2010 WL 2015260 (U.S. Dist. Ct. D. N.J. 2010) (Unpublished)

FDCPA —If a person pursued by a debt collector never lived at the address to which a purported initial communication had been sent by the collector, then the very first actual contact made with that a person by the debt collector constitutes the “initial communication” and violates the FDCPA’s requirement that notice be given at least five days before an initial communication is made with a debtor.

Under the Fair Debt Collection Practices Act (FDCPA), there is a requirement that “[w]ithin five days of a debt collector’s initial communication with a consumer, the collector must send the consumer a written notice containing [five items,] unless the initial communication already contained them.” The FDCPA does not provide much help in interpreting or applying the phrase “communication with a consumer.” It does define “communication” to mean “the conveying of information regarding a debt directly or indirectly to any person through any medium.” This definition, however, is no indication “as to where exactly a letter must be sent for it to qualify.” Case law has “coalesced around the proposition that ‘while the plain language of the statute does not require the debt collector to ensure actual receipt of the validation notice, the plain language does require the debt collector to send the validation notice to a valid and proper address where the consumer may actually receive it.” Here, the debt collector sent a letter to the address where the named person resided but then began to contact a person with the same name who had never lived at that address.
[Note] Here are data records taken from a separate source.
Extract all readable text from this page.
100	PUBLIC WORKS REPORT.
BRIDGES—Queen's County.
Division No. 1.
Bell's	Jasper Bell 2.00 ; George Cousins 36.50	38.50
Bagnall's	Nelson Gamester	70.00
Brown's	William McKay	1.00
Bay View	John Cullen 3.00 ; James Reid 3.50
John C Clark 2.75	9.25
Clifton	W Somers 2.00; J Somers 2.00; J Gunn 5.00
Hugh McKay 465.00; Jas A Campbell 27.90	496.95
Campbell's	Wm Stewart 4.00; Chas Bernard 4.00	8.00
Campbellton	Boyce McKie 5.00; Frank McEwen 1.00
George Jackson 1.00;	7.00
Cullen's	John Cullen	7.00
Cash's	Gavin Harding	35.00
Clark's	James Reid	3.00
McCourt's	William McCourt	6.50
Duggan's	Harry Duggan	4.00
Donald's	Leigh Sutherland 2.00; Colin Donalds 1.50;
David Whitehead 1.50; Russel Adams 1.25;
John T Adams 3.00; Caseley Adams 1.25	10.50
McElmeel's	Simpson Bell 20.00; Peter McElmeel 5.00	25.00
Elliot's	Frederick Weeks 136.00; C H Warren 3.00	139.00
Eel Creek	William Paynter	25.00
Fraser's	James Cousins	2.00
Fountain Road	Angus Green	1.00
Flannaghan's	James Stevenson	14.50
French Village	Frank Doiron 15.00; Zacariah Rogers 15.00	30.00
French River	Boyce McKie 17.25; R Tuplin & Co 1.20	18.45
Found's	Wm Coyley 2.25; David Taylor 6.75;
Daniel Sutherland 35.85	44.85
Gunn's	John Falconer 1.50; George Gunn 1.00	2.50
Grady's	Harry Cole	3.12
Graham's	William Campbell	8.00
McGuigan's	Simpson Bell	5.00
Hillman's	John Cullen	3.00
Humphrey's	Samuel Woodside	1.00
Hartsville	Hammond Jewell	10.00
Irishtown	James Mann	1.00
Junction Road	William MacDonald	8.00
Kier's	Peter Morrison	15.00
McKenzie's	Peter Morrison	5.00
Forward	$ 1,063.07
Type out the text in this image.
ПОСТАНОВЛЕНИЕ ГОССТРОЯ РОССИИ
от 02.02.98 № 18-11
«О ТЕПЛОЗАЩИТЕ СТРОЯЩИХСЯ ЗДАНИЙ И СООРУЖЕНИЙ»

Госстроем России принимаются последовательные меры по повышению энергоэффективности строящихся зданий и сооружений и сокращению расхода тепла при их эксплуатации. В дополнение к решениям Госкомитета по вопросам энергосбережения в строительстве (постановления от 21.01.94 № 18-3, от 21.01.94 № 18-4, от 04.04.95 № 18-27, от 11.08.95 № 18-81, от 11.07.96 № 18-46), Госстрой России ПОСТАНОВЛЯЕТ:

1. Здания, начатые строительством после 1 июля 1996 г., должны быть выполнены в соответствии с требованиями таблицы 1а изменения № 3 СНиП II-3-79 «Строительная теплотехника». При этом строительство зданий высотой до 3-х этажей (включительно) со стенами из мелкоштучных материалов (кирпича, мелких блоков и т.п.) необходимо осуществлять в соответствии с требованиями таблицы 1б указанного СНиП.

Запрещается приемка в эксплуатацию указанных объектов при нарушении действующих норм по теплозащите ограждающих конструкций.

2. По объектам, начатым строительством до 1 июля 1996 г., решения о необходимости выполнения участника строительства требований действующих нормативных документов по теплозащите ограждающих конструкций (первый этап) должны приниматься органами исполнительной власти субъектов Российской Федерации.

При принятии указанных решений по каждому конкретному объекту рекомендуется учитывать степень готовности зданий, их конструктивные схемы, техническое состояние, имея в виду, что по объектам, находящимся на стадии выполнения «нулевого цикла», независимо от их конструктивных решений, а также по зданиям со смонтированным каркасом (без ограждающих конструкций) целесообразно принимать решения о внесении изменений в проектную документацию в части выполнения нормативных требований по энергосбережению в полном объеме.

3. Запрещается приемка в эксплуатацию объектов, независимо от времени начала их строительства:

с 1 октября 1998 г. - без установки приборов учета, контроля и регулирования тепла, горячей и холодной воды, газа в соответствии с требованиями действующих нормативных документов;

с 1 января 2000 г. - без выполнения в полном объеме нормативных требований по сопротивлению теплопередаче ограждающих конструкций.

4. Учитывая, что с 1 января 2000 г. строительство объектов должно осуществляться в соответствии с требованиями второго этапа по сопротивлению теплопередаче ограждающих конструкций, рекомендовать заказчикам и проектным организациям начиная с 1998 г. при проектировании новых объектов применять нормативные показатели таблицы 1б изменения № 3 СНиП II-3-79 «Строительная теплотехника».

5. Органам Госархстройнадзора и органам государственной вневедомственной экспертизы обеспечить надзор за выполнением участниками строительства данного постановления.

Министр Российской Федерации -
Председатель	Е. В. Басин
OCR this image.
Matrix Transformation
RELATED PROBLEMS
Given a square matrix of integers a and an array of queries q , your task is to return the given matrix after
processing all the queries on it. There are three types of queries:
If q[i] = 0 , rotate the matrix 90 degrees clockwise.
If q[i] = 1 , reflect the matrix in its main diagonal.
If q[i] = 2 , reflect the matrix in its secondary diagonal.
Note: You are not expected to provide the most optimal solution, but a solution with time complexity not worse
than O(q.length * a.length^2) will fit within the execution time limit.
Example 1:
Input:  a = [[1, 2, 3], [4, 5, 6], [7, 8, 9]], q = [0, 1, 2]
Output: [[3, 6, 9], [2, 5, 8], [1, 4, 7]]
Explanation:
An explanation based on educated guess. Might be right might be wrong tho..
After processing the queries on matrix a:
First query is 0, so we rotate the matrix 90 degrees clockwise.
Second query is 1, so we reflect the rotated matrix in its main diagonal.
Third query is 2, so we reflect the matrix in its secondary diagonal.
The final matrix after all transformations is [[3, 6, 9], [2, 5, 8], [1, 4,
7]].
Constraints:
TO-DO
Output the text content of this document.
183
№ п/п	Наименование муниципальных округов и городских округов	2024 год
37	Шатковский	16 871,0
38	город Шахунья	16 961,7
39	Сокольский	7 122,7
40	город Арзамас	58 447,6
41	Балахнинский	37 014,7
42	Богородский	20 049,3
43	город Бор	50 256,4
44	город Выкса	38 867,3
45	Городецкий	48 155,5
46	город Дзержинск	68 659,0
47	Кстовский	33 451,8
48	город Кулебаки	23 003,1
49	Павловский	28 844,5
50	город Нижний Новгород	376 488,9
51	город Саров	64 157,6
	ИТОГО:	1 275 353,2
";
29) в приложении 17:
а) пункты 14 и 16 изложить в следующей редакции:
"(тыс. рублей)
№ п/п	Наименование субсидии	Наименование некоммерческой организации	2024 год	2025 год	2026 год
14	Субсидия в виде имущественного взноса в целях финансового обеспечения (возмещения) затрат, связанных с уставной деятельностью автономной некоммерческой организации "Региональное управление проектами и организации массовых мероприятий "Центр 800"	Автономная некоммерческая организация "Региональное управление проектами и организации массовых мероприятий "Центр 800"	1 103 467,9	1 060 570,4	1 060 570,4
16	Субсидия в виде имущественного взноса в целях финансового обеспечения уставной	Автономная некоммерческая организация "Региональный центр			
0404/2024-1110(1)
That person never received the letter. Given those circumstances, the United States District Court concluded that the person being pursued had “shown beyond doubt,” that the letter sent to an address where he had never lived was not, in fact, an initial communication with him. That made the subsequent collection efforts into the “initial communications.” Because there here was no evidence at all that the person being pursued had any connection with the home to which the collection letter was initially sent, the Court did not believe that the address used on the notice could “fairly be characterized as ‘a valid and proper address where the consumer may actually receive [the validation notice].’” Since the mailing of the letter was not the initial communication, the subsequent phone calls were the initial communications and the debt collector was held to have violated the FDCPA’s requirement that the required notice be given at least five days before an initial communication with a debtor.